Pork Mole with Steamed Rice

Mexican cuisine is one of my favorites. The bold flavors, the love, and the care that is put into every dish is just immensely satisfying. This dish is something I came to enjoy a lot in my time in Texas. While it is not uncommon for cultures to use sweet ingredients in cooking savory dishes, the use of chocolate in Mole astounded me. So here it is, a simple Mole dish that’s to die for!

Pork Mole with Steamed Rice


Pork Mole

  • 1 pound pork tenderloin (cut into bite-size pieces)
  • 1/2 onion (chopped)
  • 1/2 pound tomatoes (diced)
  • 2 tsp chili powder
  • 1 tsp ground cumin
  • 1/2 tsp ground cinnamon
  • 2 tsp vegetable oil
  • 1/4 cup dark or semisweet chocolate morsels
  • Salt and pepper to taste

Steamed Rice

  • 2 cups jasmine rice
  • 2 cups water


Place a medium pot in high heat. Add the vegetable oil and sautee the onions until caramelized or translucent. Add pork and cook for 5 minutes or until pork is done, stir occasionally. Add chili powder, cumin and cinnamon and continue cooking for about 1 minute or until spices are fragrant, stir frequently. (Turn the heat to medium)

Add tomatoes and let it sweat for a minute or two.
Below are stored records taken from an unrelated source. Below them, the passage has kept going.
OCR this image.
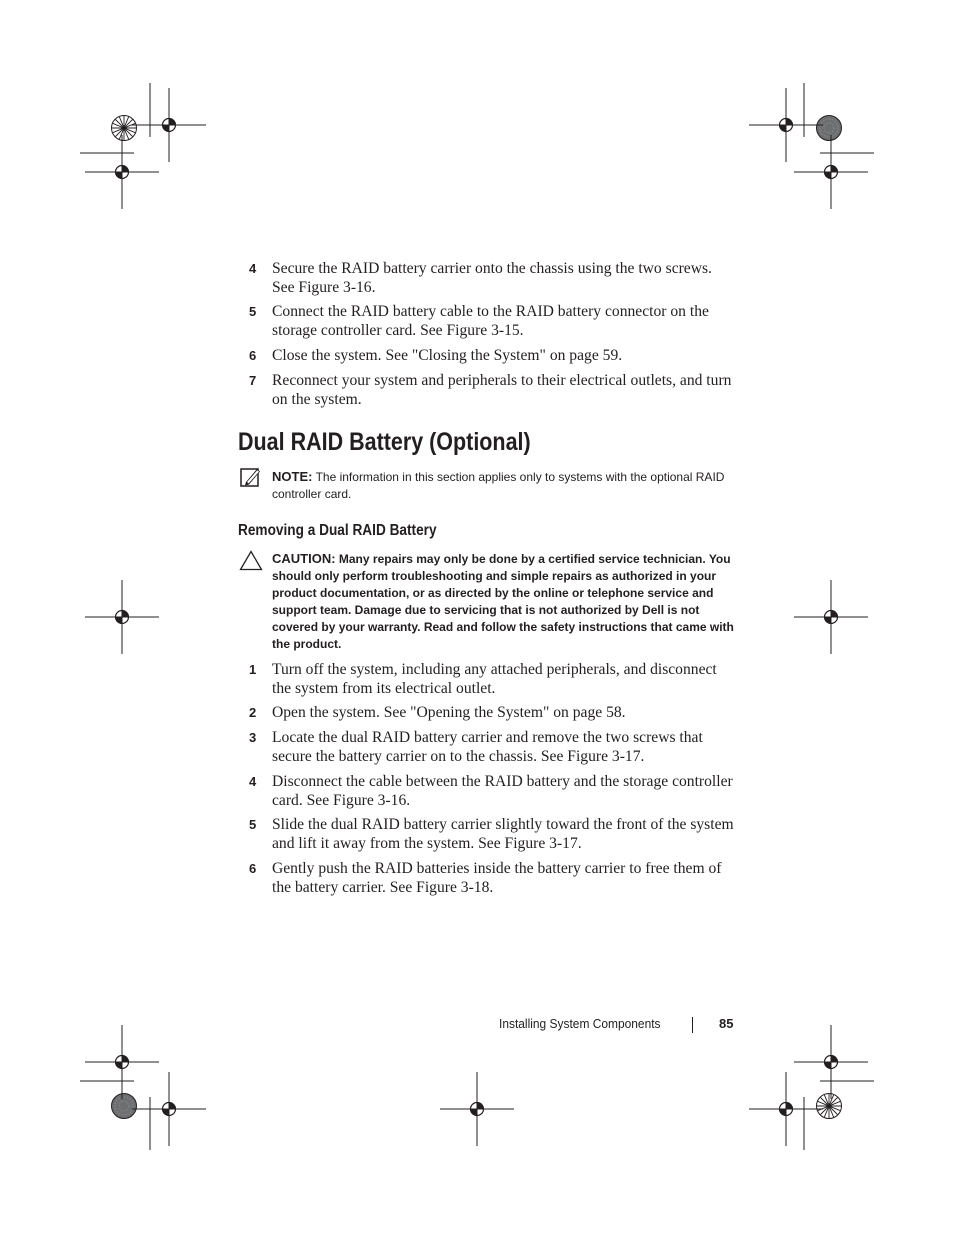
4 Secure the RAID battery carrier onto the chassis using the two screws. See Figure 3-16.
5 Connect the RAID battery cable to the RAID battery connector on the storage controller card. See Figure 3-15.
6 Close the system. See "Closing the System" on page 59.
7 Reconnect your system and peripherals to their electrical outlets, and turn on the system.
Dual RAID Battery (Optional)
NOTE: The information in this section applies only to systems with the optional RAID controller card.
Removing a Dual RAID Battery
CAUTION: Many repairs may only be done by a certified service technician. You should only perform troubleshooting and simple repairs as authorized in your product documentation, or as directed by the online or telephone service and support team. Damage due to servicing that is not authorized by Dell is not covered by your warranty. Read and follow the safety instructions that came with the product.
1 Turn off the system, including any attached peripherals, and disconnect the system from its electrical outlet.
2 Open the system. See "Opening the System" on page 58.
3 Locate the dual RAID battery carrier and remove the two screws that secure the battery carrier on to the chassis. See Figure 3-17.
4 Disconnect the cable between the RAID battery and the storage controller card. See Figure 3-16.
5 Slide the dual RAID battery carrier slightly toward the front of the system and lift it away from the system. See Figure 3-17.
6 Gently push the RAID batteries inside the battery carrier to free them of the battery carrier. See Figure 3-18.
Installing System Components	85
Combine the chocolate and bring the mixture to a boil. Taste the dish and add salt and pepper accordingly. Reduce heat to low and cover. Let it simmer for 8 to 10 minutes.

Now that the mole is ready, you can start with the rice. You can use a rice cooker for best results. First, wash the rice twice. Note that most varieties of rice require the same volume of water as to that of the rice. In this case, 2 cups of water would do. Leave the rice cooker to do it’s magic and you are all set.

Optional: Serve with your favorite steamed vegetables to balance out the richness of the chocolate.